Question:In triangle ABC, point B lies on line l, and side BC is extended to form an exterior angle at...
GMAT Geometry & Trigonometry : (Geo_Trig) Questions
In triangle ABC, point B lies on line l, and side BC is extended to form an exterior angle at vertex C. If \(\angle \mathrm{ABC}\) measures \(50°\) and the exterior angle at vertex C measures \(130°\), what is the measure of \(\angle \mathrm{BAC}\)?
1. TRANSLATE the problem information
- Given information:
- Triangle ABC with \(\angle\mathrm{ABC} = 50°\)
- Exterior angle at vertex C = 130°
- Need to find \(\angle\mathrm{BAC}\)
2. INFER the key relationship
- The exterior angle at C and the interior angle \(\angle\mathrm{ACB}\) form a linear pair
- This means they're supplementary: \(\mathrm{Interior}\;\angle\mathrm{ACB} + \mathrm{Exterior\;angle} = 180°\)

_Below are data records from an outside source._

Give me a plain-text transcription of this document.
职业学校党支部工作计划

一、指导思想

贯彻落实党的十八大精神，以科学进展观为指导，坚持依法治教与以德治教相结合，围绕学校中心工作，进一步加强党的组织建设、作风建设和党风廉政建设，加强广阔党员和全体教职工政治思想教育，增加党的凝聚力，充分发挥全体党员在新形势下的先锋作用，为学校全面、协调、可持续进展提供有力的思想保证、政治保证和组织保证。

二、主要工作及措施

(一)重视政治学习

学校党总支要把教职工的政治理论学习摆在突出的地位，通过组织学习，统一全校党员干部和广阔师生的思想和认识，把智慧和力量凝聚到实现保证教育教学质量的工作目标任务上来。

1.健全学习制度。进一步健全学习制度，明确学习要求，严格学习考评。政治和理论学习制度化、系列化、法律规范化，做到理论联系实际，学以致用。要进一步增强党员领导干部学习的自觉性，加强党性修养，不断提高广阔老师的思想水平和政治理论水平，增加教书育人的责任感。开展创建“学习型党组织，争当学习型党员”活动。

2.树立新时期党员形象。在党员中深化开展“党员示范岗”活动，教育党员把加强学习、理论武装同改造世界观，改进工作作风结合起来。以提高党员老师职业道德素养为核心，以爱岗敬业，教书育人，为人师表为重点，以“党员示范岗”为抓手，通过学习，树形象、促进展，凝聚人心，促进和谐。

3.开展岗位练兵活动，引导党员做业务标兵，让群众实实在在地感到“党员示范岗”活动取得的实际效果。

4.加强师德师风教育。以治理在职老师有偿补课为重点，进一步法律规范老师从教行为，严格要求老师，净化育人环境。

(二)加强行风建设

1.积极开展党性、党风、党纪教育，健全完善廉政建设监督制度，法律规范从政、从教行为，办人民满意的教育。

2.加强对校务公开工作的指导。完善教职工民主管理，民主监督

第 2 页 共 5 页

- Calculate: \(\mathrm{Interior}\;\angle\mathrm{ACB} = 180° - 130° = 50°\)
3. INFER the solution strategy
- Now we have two interior angles of the triangle: \(\angle\mathrm{ABC} = 50°\) and \(\angle\mathrm{ACB} = 50°\)
- Use triangle angle sum theorem to find the third angle
4. SIMPLIFY using triangle angle sum theorem
- \(\angle\mathrm{BAC} + \angle\mathrm{ABC} + \angle\mathrm{ACB} = 180°\)

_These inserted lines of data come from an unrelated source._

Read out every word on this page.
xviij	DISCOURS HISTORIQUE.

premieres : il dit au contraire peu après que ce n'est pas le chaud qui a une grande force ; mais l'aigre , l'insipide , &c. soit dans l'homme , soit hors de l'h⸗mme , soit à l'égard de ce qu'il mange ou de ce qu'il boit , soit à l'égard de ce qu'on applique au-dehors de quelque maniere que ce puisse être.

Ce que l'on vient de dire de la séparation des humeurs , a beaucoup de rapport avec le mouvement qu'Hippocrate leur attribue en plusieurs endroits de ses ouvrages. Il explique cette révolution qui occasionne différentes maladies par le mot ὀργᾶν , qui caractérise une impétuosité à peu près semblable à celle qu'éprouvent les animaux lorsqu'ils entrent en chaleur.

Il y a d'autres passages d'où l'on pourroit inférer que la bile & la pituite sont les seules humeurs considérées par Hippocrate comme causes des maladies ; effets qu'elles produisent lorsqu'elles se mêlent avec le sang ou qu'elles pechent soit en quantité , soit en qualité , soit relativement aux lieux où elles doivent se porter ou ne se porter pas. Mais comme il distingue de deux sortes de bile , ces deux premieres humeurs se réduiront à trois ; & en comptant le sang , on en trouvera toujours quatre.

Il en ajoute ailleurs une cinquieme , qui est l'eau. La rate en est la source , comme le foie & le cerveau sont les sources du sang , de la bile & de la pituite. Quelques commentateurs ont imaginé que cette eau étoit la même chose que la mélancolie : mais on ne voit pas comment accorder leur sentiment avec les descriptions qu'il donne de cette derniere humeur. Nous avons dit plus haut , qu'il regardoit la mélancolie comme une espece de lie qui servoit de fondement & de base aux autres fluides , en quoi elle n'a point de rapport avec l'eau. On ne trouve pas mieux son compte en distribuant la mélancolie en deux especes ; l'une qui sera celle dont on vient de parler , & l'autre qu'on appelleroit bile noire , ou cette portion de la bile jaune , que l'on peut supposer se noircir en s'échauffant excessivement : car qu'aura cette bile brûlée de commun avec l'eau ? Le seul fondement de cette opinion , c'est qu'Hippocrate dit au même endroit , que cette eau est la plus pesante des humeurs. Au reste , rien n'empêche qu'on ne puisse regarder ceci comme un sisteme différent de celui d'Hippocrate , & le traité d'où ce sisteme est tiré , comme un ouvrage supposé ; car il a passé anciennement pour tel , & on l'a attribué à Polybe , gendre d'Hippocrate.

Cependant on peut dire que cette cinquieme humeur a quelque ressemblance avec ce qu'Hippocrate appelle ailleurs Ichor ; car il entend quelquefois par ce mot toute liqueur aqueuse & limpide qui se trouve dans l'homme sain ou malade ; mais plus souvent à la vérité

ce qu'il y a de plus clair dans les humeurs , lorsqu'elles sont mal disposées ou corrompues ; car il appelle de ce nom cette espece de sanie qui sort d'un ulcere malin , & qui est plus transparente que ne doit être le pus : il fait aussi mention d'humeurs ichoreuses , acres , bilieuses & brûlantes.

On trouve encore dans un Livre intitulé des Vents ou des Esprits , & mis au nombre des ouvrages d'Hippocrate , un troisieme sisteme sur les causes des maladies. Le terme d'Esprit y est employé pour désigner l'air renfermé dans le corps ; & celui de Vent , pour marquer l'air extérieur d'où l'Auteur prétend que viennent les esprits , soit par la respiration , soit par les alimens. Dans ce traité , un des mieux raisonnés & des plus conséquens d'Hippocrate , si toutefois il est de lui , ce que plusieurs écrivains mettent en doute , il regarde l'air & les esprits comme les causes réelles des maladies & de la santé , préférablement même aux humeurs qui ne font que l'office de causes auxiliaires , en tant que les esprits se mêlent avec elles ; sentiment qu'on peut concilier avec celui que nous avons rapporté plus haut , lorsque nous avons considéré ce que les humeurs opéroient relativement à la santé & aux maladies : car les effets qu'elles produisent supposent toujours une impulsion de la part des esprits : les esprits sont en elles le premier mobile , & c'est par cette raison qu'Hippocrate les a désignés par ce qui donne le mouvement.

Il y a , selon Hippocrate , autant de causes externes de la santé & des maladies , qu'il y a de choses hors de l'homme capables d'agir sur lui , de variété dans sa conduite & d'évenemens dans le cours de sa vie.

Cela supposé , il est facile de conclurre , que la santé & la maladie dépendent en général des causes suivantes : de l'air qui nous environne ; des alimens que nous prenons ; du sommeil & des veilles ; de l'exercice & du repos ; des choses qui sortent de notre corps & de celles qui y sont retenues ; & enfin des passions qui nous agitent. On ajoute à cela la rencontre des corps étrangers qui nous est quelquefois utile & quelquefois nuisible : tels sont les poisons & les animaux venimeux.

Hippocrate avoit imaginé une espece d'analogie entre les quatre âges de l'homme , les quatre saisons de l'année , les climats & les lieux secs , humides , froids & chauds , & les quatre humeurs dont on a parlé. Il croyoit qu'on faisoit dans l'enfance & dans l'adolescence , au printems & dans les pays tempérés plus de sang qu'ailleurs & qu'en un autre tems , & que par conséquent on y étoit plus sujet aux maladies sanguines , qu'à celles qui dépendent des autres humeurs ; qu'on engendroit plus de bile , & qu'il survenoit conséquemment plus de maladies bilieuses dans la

- \(\angle\mathrm{BAC} + 50° + 50° = 180°\)
- \(\angle\mathrm{BAC} = 180° - 100° = 80°\)
Answer: D) 80°
Why Students Usually Falter on This Problem
Most Common Error Path:
Conceptual confusion about exterior angles: Students might think the exterior angle IS one of the triangle's interior angles, rather than understanding it's supplementary to the interior angle at C.
If they use 130° as the interior angle \(\angle\mathrm{ACB}\), they would calculate:
\(\angle\mathrm{BAC} + 50° + 130° = 180°\)
\(\angle\mathrm{BAC} = 0°\)
This creates an impossible result, leading to confusion and guessing.
Second Most Common Error:
Weak INFER skill: Students might recognize that exterior angles relate to triangles but incorrectly try to apply the exterior angle theorem (exterior angle equals sum of two non-adjacent interior angles) without first finding the interior angle.
They might think: \(130° = \angle\mathrm{BAC} + \angle\mathrm{ABC} = \angle\mathrm{BAC} + 50°\), so \(\angle\mathrm{BAC} = 80°\). While this gives the right answer, it's based on incorrect reasoning since \(\angle\mathrm{ABC}\) is adjacent to the exterior angle at C, not non-adjacent.
The Bottom Line:
The key challenge is recognizing that you must first convert the exterior angle to its corresponding interior angle before applying triangle properties. Students often jump directly to triangle theorems without this crucial first step.